His employment is not necessarily in the skilled trades, for many of the skilled workers are kept on a margin of bare subsistence, while many unskilled workers are able to enjoy a considerable degree of comfort. So much depends upon the economic conditions of a country or section, and the demand for and supply of labor that a classification according to occupation or remuneration would not be feasible.
In congested cities where the cost of living is high, employment uncertain, and labor plentiful, the unskilled worker frequently finds it impossible to live and enjoy the simple comforts and decencies of life. On the other hand, in newly settled communities, where labor is scarce and opportunities many, the unskilled worker is often able to accumulate property and to give his children advantages usually confined to the prosperous business class in a large city.
Hence, in discussing the middle class worker, he will be considered as a man having sufficient pay, irrespective of his occupation, or the occupation of his family to enjoy a plane of living generally accepted as necessary to a normal and healthful life.
Peoples that make any progress constantly press toward an ideal. This ideal is the standard—so to speak—accepted by all classes to a certain extent, reflected in the schools, churches and all other social institutions. It is a part of the spirit of the age. To judge a class by any other standard, to expect its members to embrace the ideals held by their ancestors because we think it more in keeping with their financial circumstances, is as unfair as it is illogical. It is expecting of others what we feel no one has a right to expect of us. To share in the benefits of our social institutions and the advance they make from year to year is a right claimed by all irrespective of class, that a woman no longer “contented with bare floors and tin dishes,” or even ingrain carpets and porcelain, or a blue calico gown and white apron for an afternoon social function, does not signify she is losing her sense of the fitness of things but that she no longer lives in an age of bare floors and tin dishes and that she too has through imitation shared in the rise of material standards. When a class departs from a seemingly sensible course, it is more often a joining of the procession of imitators and if the example is not worthy of imitation, the fault is further up the line.
The middle class worker has as his goal the social class just ahead of him. He is following a standard he did not establish, but he must go with the current or drift back. One cannot long stand still.
In the last chapter was discussed a class of workers who have little, if any, freedom in the choice of a plane of living. Their poverty is so great that outside of the civilizing forces afforded by the community, gratis to all, they merely exist. We now come to a class of workers who possess those qualities of character which determine the type of civilization of a country and from whom have come the progressive movements tending toward the general uplift of humanity. They are the real fighters. They stand on a side hill and fight both ways—fight to keep from being shoved down the hill and to gain an inch on the upgrade. They are neither exclusively the victims nor the beneficiaries of the economic regime.
The home of the middle-class worker contains all the elements of change characteristic of the age, and the success or failure of the breadwinner in the economic struggle determines the degree to which these elements are developed. To apply a test to their respective values would be unfair unless the same test were applied to the families of the higher social classes. What will be attempted will be to trace the influence of economic changes upon the home and the resulting change in the status of the wife.

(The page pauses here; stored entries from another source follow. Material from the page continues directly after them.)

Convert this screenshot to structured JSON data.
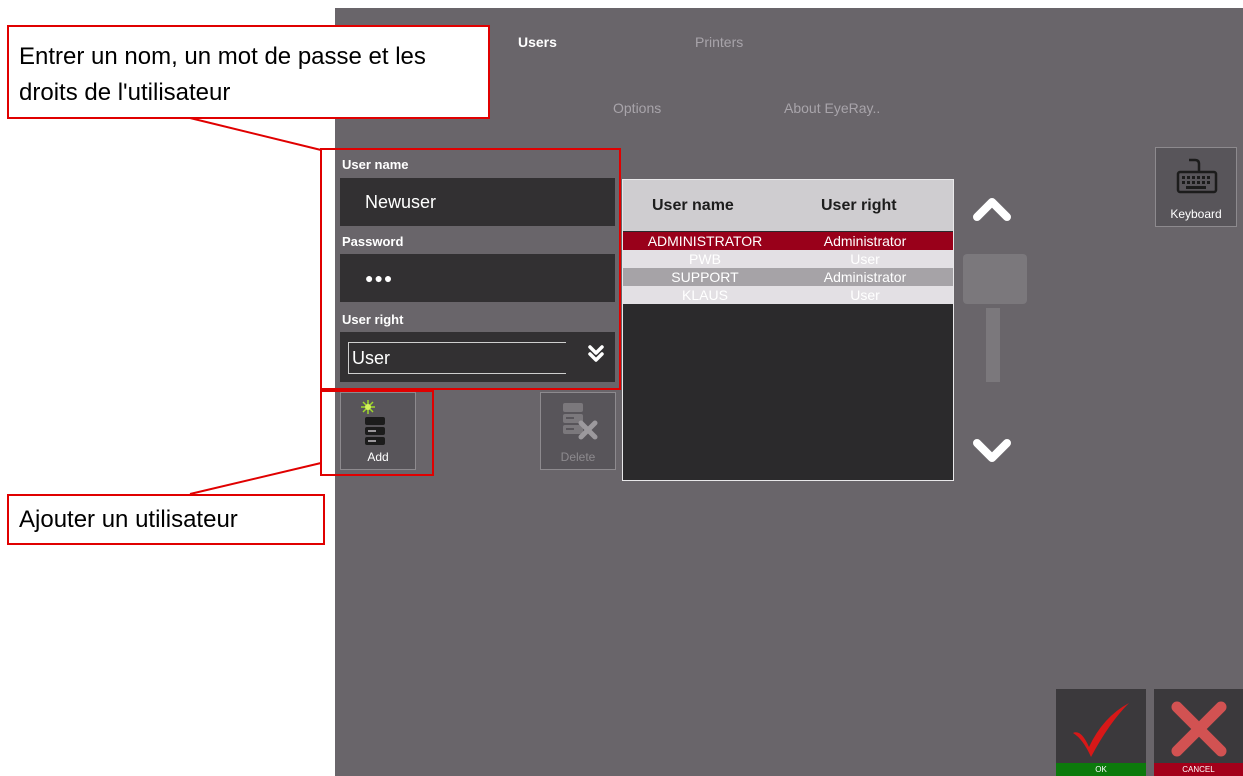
{
  "nav": {
    "users": "Users",
    "printers": "Printers",
    "options": "Options",
    "about": "About EyeRay.."
  },
  "form": {
    "username_label": "User name",
    "username_value": "Newuser",
    "password_label": "Password",
    "password_value": "●●●",
    "right_label": "User right",
    "right_value": "User"
  },
  "buttons": {
    "add": "Add",
    "delete": "Delete",
    "keyboard": "Keyboard",
    "ok": "OK",
    "cancel": "CANCEL"
  },
  "table": {
    "col_name": "User name",
    "col_right": "User right",
    "rows": [
      {
        "name": "ADMINISTRATOR",
        "right": "Administrator"
      },
      {
        "name": "PWB",
        "right": "User"
      },
      {
        "name": "SUPPORT",
        "right": "Administrator"
      },
      {
        "name": "KLAUS",
        "right": "User"
      }
    ]
  },
  "callouts": {
    "top": "Entrer un nom, un mot de passe et les droits de l'utilisateur",
    "bottom": "Ajouter un utilisateur"
  },
  "colors": {
    "selected_row": "#99001a",
    "ok_green": "#0c7a0c",
    "cancel_red": "#a3001a",
    "annotation_red": "#e00000"
  }
}
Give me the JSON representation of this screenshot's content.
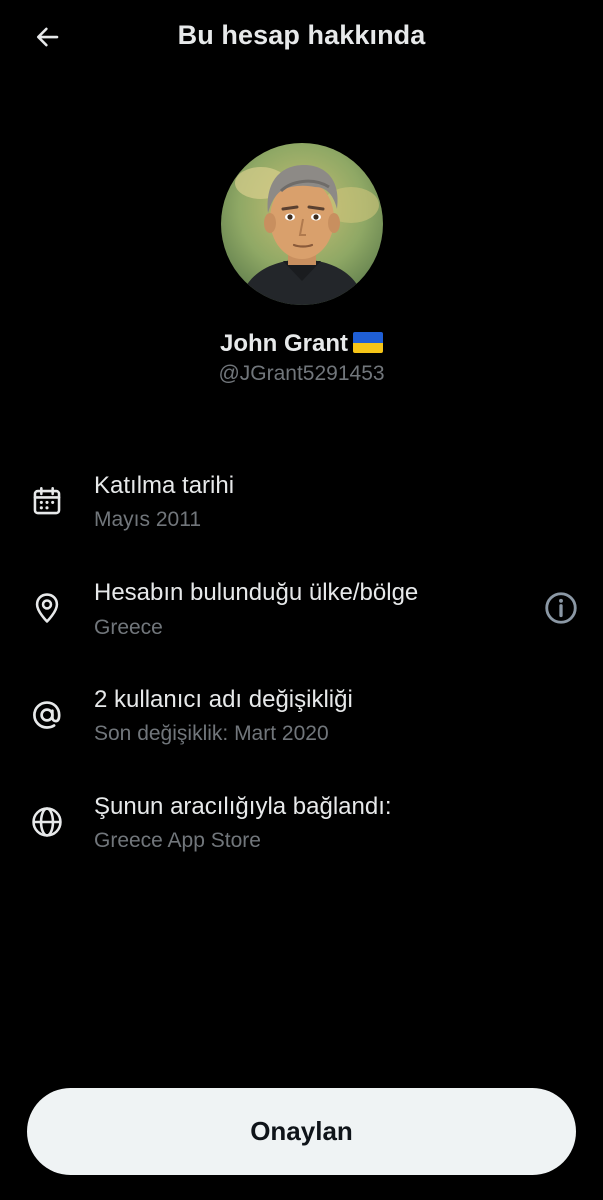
{
  "header": {
    "back_icon": "arrow-left-icon",
    "title": "Bu hesap hakkında"
  },
  "profile": {
    "avatar_icon": "profile-avatar",
    "name": "John Grant",
    "flag_icon": "ukraine-flag-icon",
    "handle": "@JGrant5291453"
  },
  "rows": [
    {
      "icon": "calendar-icon",
      "title": "Katılma tarihi",
      "subtitle": "Mayıs 2011"
    },
    {
      "icon": "location-pin-icon",
      "title": "Hesabın bulunduğu ülke/bölge",
      "subtitle": "Greece",
      "help_icon": "info-circle-icon"
    },
    {
      "icon": "at-sign-icon",
      "title": "2 kullanıcı adı değişikliği",
      "subtitle": "Son değişiklik: Mart 2020"
    },
    {
      "icon": "globe-icon",
      "title": "Şunun aracılığıyla bağlandı:",
      "subtitle": "Greece App Store"
    }
  ],
  "confirm_button": "Onaylan",
  "colors": {
    "background": "#000000",
    "primary_text": "#e7e9ea",
    "secondary_text": "#71767b",
    "button_bg": "#eff3f4",
    "button_text": "#0f1419"
  }
}
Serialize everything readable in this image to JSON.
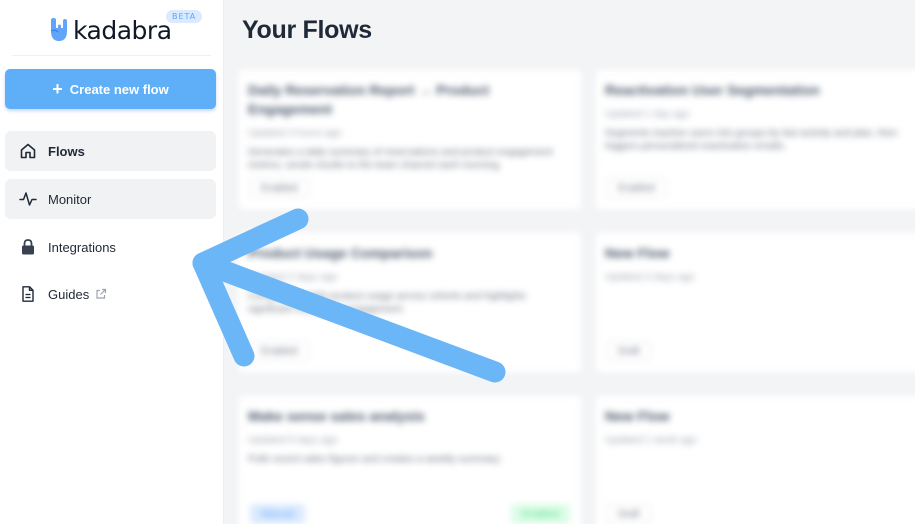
{
  "brand": {
    "name": "kadabra",
    "badge": "BETA"
  },
  "sidebar": {
    "create_label": "Create new flow",
    "items": [
      {
        "label": "Flows",
        "icon": "home-icon",
        "active": true
      },
      {
        "label": "Monitor",
        "icon": "activity-icon"
      },
      {
        "label": "Integrations",
        "icon": "lock-icon"
      },
      {
        "label": "Guides",
        "icon": "document-icon",
        "external": true
      }
    ]
  },
  "main": {
    "title": "Your Flows",
    "cards": [
      {
        "title": "Daily Reservation Report → Product Engagement",
        "subtitle": "Updated 3 hours ago",
        "description": "Generates a daily summary of reservations and product engagement metrics, sends results to the team channel each morning.",
        "tag": "Enabled"
      },
      {
        "title": "Reactivation User Segmentation",
        "subtitle": "Updated 1 day ago",
        "description": "Segments inactive users into groups by last activity and plan, then triggers personalized reactivation emails.",
        "tag": "Enabled"
      },
      {
        "title": "Product Usage Comparison",
        "subtitle": "Updated 2 days ago",
        "description": "Compares weekly product usage across cohorts and highlights significant changes in engagement.",
        "tag": "Enabled"
      },
      {
        "title": "New Flow",
        "subtitle": "Updated 3 days ago",
        "description": "",
        "tag": "Draft"
      },
      {
        "title": "Make sense sales analysis",
        "subtitle": "Updated 5 days ago",
        "description": "Pulls recent sales figures and creates a weekly summary.",
        "tag": "Manual",
        "tag2": "Enabled"
      },
      {
        "title": "New Flow",
        "subtitle": "Updated 1 week ago",
        "description": "",
        "tag": "Draft"
      }
    ]
  },
  "colors": {
    "accent": "#5eaef8",
    "arrow": "#6bb6f6"
  }
}
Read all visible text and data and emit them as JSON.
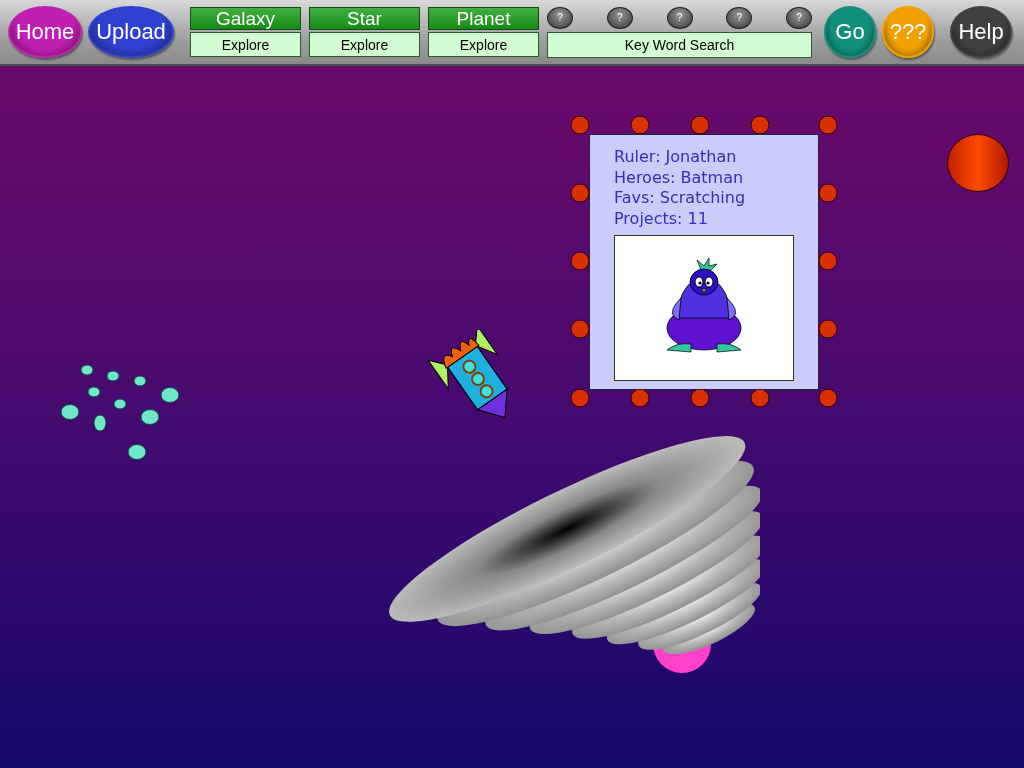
{
  "toolbar": {
    "nav_buttons": [
      {
        "label": "Home",
        "color": "#c020b0"
      },
      {
        "label": "Upload",
        "color": "#3040d0"
      }
    ],
    "explore_groups": [
      {
        "title": "Galaxy",
        "action": "Explore"
      },
      {
        "title": "Star",
        "action": "Explore"
      },
      {
        "title": "Planet",
        "action": "Explore"
      }
    ],
    "hint_buttons": [
      "?",
      "?",
      "?",
      "?",
      "?"
    ],
    "search": {
      "label": "Key Word Search"
    },
    "action_buttons": [
      {
        "label": "Go",
        "color": "#10907a"
      },
      {
        "label": "???",
        "color": "#f0a000"
      },
      {
        "label": "Help",
        "color": "#404040"
      }
    ]
  },
  "profile_card": {
    "lines": [
      "Ruler: Jonathan",
      "Heroes: Batman",
      "Favs: Scratching",
      "Projects:  11"
    ]
  }
}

Whatever struggle the workingman engages in involves the destiny of those dependent upon him for subsistence. His success determines their plane of living, and their interests are identical with his. In no other class do we see the home so complete an economic unit. The individual is often completely lost sight of in deference to the family interests. There is a recognized division of work between the husband and wife. The common object is the economic well-being of the family, and although there may not be sufficient economic liberty to enable them to choose the work most congenial, they gain by the increased strength brought about by their close co-operation.
The husband offers his services for money; the wife remains at home administering to the needs of the family. Her work is of a productive nature satisfying the primary needs of those about her. She prepares the food for consumption, makes the clothing for the family and engages in numberless pursuits—all of which have real economic value to the family. This is the prevailing ideal of the middle class family of today, but like many other social ideals is found only under the most favorable conditions. We find it in many rural communities, or communities half urban and half rural. Much depends upon the extent to which manufacturing is carried on in the vicinity, the facilities for transportation and the price of the commodities brought into the home as substitutes for the wife’s handiwork.
In countries where labor is cheaper than the use of machinery, the home has retained its function as a center of production. Under such circumstances life is simple and wants necessarily few. In some communities women still do all the spinning and weaving, the making of the clothing, and the preparation of all foods for consumption. This type of family especially when it owns the ground it occupies, represents a self-sufficing economic unit, such as was characteristic of the period of domestic industry before the era of machinery.